Arriva il responso del Giudice del Lavoro in merito alla situazione che grava su Terracina e su “Azienda Speciale”: oggi a Terracina si è tenuta una conferenza stampa della Uiltucs Latina – molto partecipata da lavoratori, professionisti, associazioni e rappresentanti della politica locale – nel corso della quale sono stati illustrati i contenuti di quando emanato dal giudice. Il provvedimento riguarda i dipendenti dell’Azienda Speciale del Comune di Terracina e sancisce l’illegittimità dell’applicazione del contratto degli Enti Locali, riconoscendo invece l’immediata applicazione del Contratto Nazionale del Terziario.

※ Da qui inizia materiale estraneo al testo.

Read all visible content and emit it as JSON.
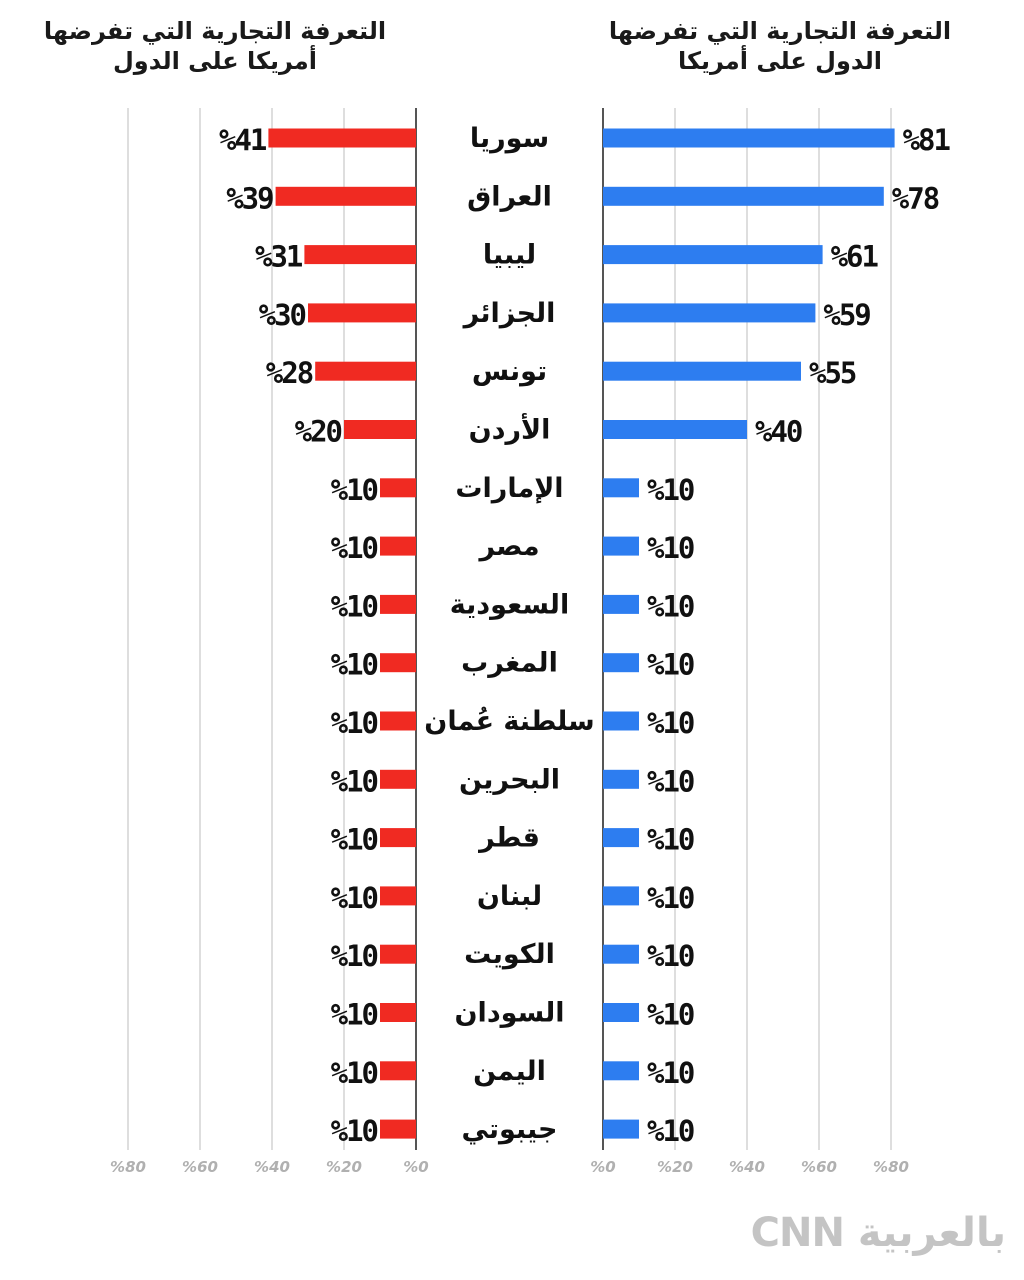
{
  "left_title": "التعرفة التجارية التي تفرضها أمريكا على الدول",
  "right_title": "التعرفة التجارية التي تفرضها الدول على أمريكا",
  "logo_text": "بالعربية CNN",
  "colors": {
    "left_bar": "#f02a22",
    "right_bar": "#2d7df0",
    "grid": "#d4d4d4",
    "axis": "#555555",
    "tick_text": "#b0b0b0",
    "text": "#111111"
  },
  "chart_data": [
    {
      "type": "bar",
      "orientation": "horizontal",
      "direction": "right-to-left",
      "title": "التعرفة التجارية التي تفرضها أمريكا على الدول",
      "categories": [
        "سوريا",
        "العراق",
        "ليبيا",
        "الجزائر",
        "تونس",
        "الأردن",
        "الإمارات",
        "مصر",
        "السعودية",
        "المغرب",
        "سلطنة عُمان",
        "البحرين",
        "قطر",
        "لبنان",
        "الكويت",
        "السودان",
        "اليمن",
        "جيبوتي"
      ],
      "values": [
        41,
        39,
        31,
        30,
        28,
        20,
        10,
        10,
        10,
        10,
        10,
        10,
        10,
        10,
        10,
        10,
        10,
        10
      ],
      "data_labels": [
        "%41",
        "%39",
        "%31",
        "%30",
        "%28",
        "%20",
        "%10",
        "%10",
        "%10",
        "%10",
        "%10",
        "%10",
        "%10",
        "%10",
        "%10",
        "%10",
        "%10",
        "%10"
      ],
      "xlim": [
        0,
        90
      ],
      "ticks": [
        0,
        20,
        40,
        60,
        80
      ],
      "tick_labels": [
        "%0",
        "%20",
        "%40",
        "%60",
        "%80"
      ],
      "grid": true,
      "color": "#f02a22"
    },
    {
      "type": "bar",
      "orientation": "horizontal",
      "direction": "left-to-right",
      "title": "التعرفة التجارية التي تفرضها الدول على أمريكا",
      "categories": [
        "سوريا",
        "العراق",
        "ليبيا",
        "الجزائر",
        "تونس",
        "الأردن",
        "الإمارات",
        "مصر",
        "السعودية",
        "المغرب",
        "سلطنة عُمان",
        "البحرين",
        "قطر",
        "لبنان",
        "الكويت",
        "السودان",
        "اليمن",
        "جيبوتي"
      ],
      "values": [
        81,
        78,
        61,
        59,
        55,
        40,
        10,
        10,
        10,
        10,
        10,
        10,
        10,
        10,
        10,
        10,
        10,
        10
      ],
      "data_labels": [
        "%81",
        "%78",
        "%61",
        "%59",
        "%55",
        "%40",
        "%10",
        "%10",
        "%10",
        "%10",
        "%10",
        "%10",
        "%10",
        "%10",
        "%10",
        "%10",
        "%10",
        "%10"
      ],
      "xlim": [
        0,
        90
      ],
      "ticks": [
        0,
        20,
        40,
        60,
        80
      ],
      "tick_labels": [
        "%0",
        "%20",
        "%40",
        "%60",
        "%80"
      ],
      "grid": true,
      "color": "#2d7df0"
    }
  ]
}
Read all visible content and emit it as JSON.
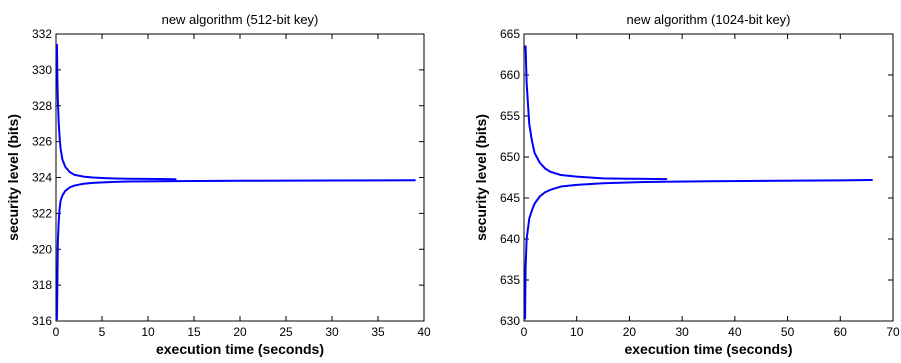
{
  "chart_data": [
    {
      "type": "line",
      "title": "new algorithm (512-bit key)",
      "xlabel": "execution time (seconds)",
      "ylabel": "security level (bits)",
      "xlim": [
        0,
        40
      ],
      "ylim": [
        316,
        332
      ],
      "xticks": [
        0,
        5,
        10,
        15,
        20,
        25,
        30,
        35,
        40
      ],
      "yticks": [
        316,
        318,
        320,
        322,
        324,
        326,
        328,
        330,
        332
      ],
      "grid": false,
      "line_color": "#0000ff",
      "series": [
        {
          "x": [
            0.1,
            0.15,
            0.2,
            0.3,
            0.4,
            0.5,
            0.7,
            1.0,
            1.5,
            2.0,
            3.0,
            4.0,
            5.0,
            6.0,
            8.0,
            10.0,
            13.0
          ],
          "y": [
            331.4,
            329.5,
            328.3,
            327.0,
            326.2,
            325.6,
            325.0,
            324.6,
            324.3,
            324.15,
            324.05,
            324.0,
            323.97,
            323.95,
            323.93,
            323.92,
            323.9
          ]
        },
        {
          "x": [
            0.1,
            0.15,
            0.2,
            0.3,
            0.4,
            0.5,
            0.7,
            1.0,
            1.5,
            2.0,
            3.0,
            4.0,
            6.0,
            8.0,
            13.0,
            20.0,
            30.0,
            39.0
          ],
          "y": [
            316.1,
            318.1,
            320.4,
            321.6,
            322.3,
            322.7,
            323.0,
            323.25,
            323.45,
            323.55,
            323.65,
            323.7,
            323.75,
            323.78,
            323.8,
            323.82,
            323.83,
            323.85
          ]
        }
      ]
    },
    {
      "type": "line",
      "title": "new algorithm (1024-bit key)",
      "xlabel": "execution time (seconds)",
      "ylabel": "security level (bits)",
      "xlim": [
        0,
        70
      ],
      "ylim": [
        630,
        665
      ],
      "xticks": [
        0,
        10,
        20,
        30,
        40,
        50,
        60,
        70
      ],
      "yticks": [
        630,
        635,
        640,
        645,
        650,
        655,
        660,
        665
      ],
      "grid": false,
      "line_color": "#0000ff",
      "series": [
        {
          "x": [
            0.3,
            0.5,
            0.8,
            1.0,
            1.5,
            2.0,
            3.0,
            4.0,
            5.0,
            7.0,
            10.0,
            15.0,
            20.0,
            27.0
          ],
          "y": [
            663.5,
            659.0,
            656.0,
            654.0,
            652.0,
            650.5,
            649.3,
            648.6,
            648.2,
            647.8,
            647.6,
            647.4,
            647.35,
            647.3
          ]
        },
        {
          "x": [
            0.2,
            0.3,
            0.5,
            0.8,
            1.0,
            1.5,
            2.0,
            3.0,
            4.0,
            5.0,
            7.0,
            10.0,
            15.0,
            23.0,
            35.0,
            48.0,
            60.0,
            66.0
          ],
          "y": [
            630.3,
            636.5,
            640.0,
            641.5,
            642.5,
            643.5,
            644.3,
            645.2,
            645.7,
            646.0,
            646.4,
            646.6,
            646.8,
            646.95,
            647.05,
            647.1,
            647.15,
            647.2
          ]
        }
      ]
    }
  ]
}
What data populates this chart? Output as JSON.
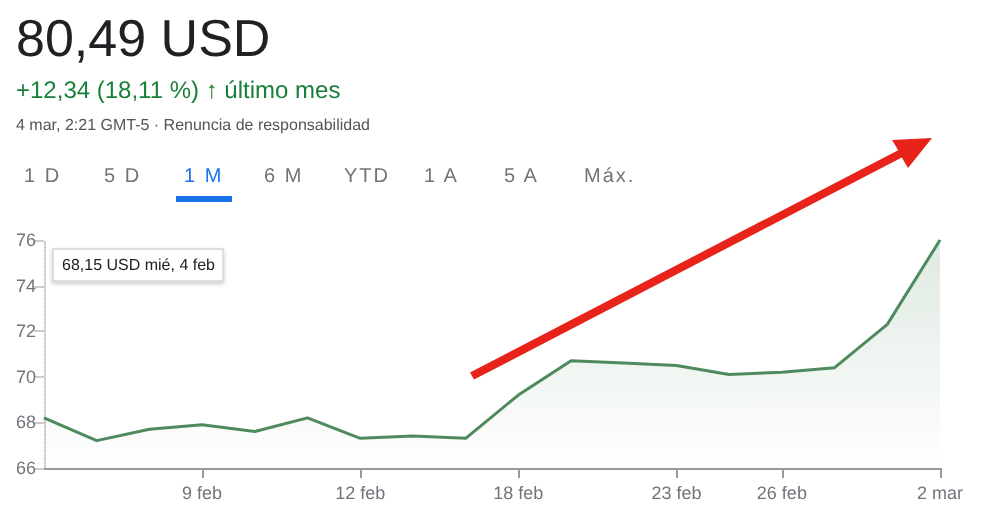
{
  "chart_data": {
    "type": "area",
    "title": "80,49 USD",
    "subtitle": "+12,34 (18,11 %) ↑ último mes",
    "annotations": [
      "4 mar, 2:21 GMT-5 · Renuncia de responsabilidad",
      "1 D",
      "5 D",
      "1 M",
      "6 M",
      "YTD",
      "1 A",
      "5 A",
      "Máx.",
      "68,15 USD  mié, 4 feb"
    ],
    "categories": [
      null,
      null,
      null,
      "9 feb",
      null,
      null,
      "12 feb",
      null,
      null,
      "18 feb",
      null,
      null,
      "23 feb",
      null,
      "26 feb",
      null,
      null,
      "2 mar"
    ],
    "series": [
      {
        "color": "#4e8a5e",
        "values": [
          68.2,
          67.2,
          67.7,
          67.9,
          67.6,
          68.2,
          67.3,
          67.4,
          67.3,
          69.2,
          70.7,
          70.6,
          70.5,
          70.1,
          70.2,
          70.4,
          72.3,
          76
        ]
      }
    ],
    "ylim": [
      66,
      76
    ],
    "yticks": [
      66,
      68,
      70,
      72,
      74,
      76
    ],
    "grid": false,
    "marker": "none",
    "line_style": "solid"
  }
}
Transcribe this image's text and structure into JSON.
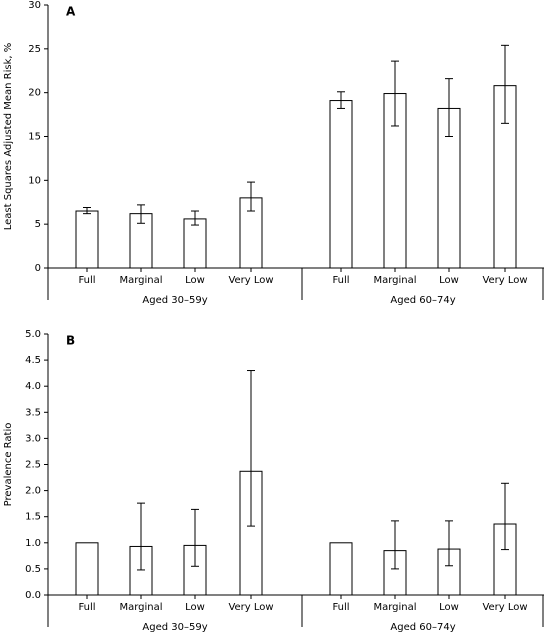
{
  "chart_data": [
    {
      "type": "bar",
      "panel_label": "A",
      "ylabel": "Least Squares Adjusted Mean Risk, %",
      "ylim": [
        0,
        30
      ],
      "yticks": [
        "0",
        "5",
        "10",
        "15",
        "20",
        "25",
        "30"
      ],
      "groups": [
        {
          "name": "Aged 30–59y",
          "categories": [
            "Full",
            "Marginal",
            "Low",
            "Very Low"
          ],
          "values": [
            6.5,
            6.2,
            5.6,
            8.0
          ],
          "err_low": [
            6.2,
            5.1,
            4.9,
            6.5
          ],
          "err_high": [
            6.9,
            7.2,
            6.5,
            9.8
          ]
        },
        {
          "name": "Aged 60–74y",
          "categories": [
            "Full",
            "Marginal",
            "Low",
            "Very Low"
          ],
          "values": [
            19.1,
            19.9,
            18.2,
            20.8
          ],
          "err_low": [
            18.2,
            16.2,
            15.0,
            16.5
          ],
          "err_high": [
            20.1,
            23.6,
            21.6,
            25.4
          ]
        }
      ]
    },
    {
      "type": "bar",
      "panel_label": "B",
      "ylabel": "Prevalence Ratio",
      "ylim": [
        0,
        5.0
      ],
      "yticks": [
        "0.0",
        "0.5",
        "1.0",
        "1.5",
        "2.0",
        "2.5",
        "3.0",
        "3.5",
        "4.0",
        "4.5",
        "5.0"
      ],
      "groups": [
        {
          "name": "Aged 30–59y",
          "categories": [
            "Full",
            "Marginal",
            "Low",
            "Very Low"
          ],
          "values": [
            1.0,
            0.93,
            0.95,
            2.37
          ],
          "err_low": [
            null,
            0.48,
            0.55,
            1.32
          ],
          "err_high": [
            null,
            1.76,
            1.64,
            4.3
          ]
        },
        {
          "name": "Aged 60–74y",
          "categories": [
            "Full",
            "Marginal",
            "Low",
            "Very Low"
          ],
          "values": [
            1.0,
            0.85,
            0.88,
            1.36
          ],
          "err_low": [
            null,
            0.5,
            0.56,
            0.87
          ],
          "err_high": [
            null,
            1.42,
            1.42,
            2.14
          ]
        }
      ]
    }
  ]
}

La sentenza accoglie le rivendicazioni portate avanti negli anni dalla Uiltucs Latina e dai lavoratori, stabilendo il diritto a un trattamento economico e normativo più favorevole, con il riconoscimento delle differenze retributive maturate e l’introduzione di istituti contrattualinon precedentemente applicati, tra cui la quattordicesima mensilità.
Il sindaco Giannetti in merito al provvedimento
“Abbiamo preso atto di questa sentenza e siamo in attesa che i nostri consulenti ne confermino la correttezza – tuonano il sindaco di Terracina, Francesco Giannetti e il Presidente del CdA dell’Azienda Speciale Terracina, Stefano Favali – quindi la necessità di applicazione del contratto. Tutto questo non impatta sulle sorti future dell’Azienda Speciale, e men che meno sugli impegni dell’Amministrazione nei confronti dell’Azienda”
“Si avvia ora un percorso tra tutte le sigle sindacali, il CdA dell’Azienda e i lavoratori, in sinergia con l’Assessorato, per definire tutte le situazioni future e le eventuali situazioni pregresse relative a differenze salariali, nello spirito di massima collaborazione. L’Azienda ha l’obbligo di tutelare i propri dipendenti, quindi siamo ben lieti di avviare questo percorso, ma ribadiamo che non verranno accettati contratti che possano ledere i diritti già acquisiti dai dipendenti”.
La nostra volontà – conclude – è di resettare quanto accaduto e far crescere l’Azienda Speciale in modo sano perché è uno strumento necessario e fondamentale per tutta la nostra comunità”.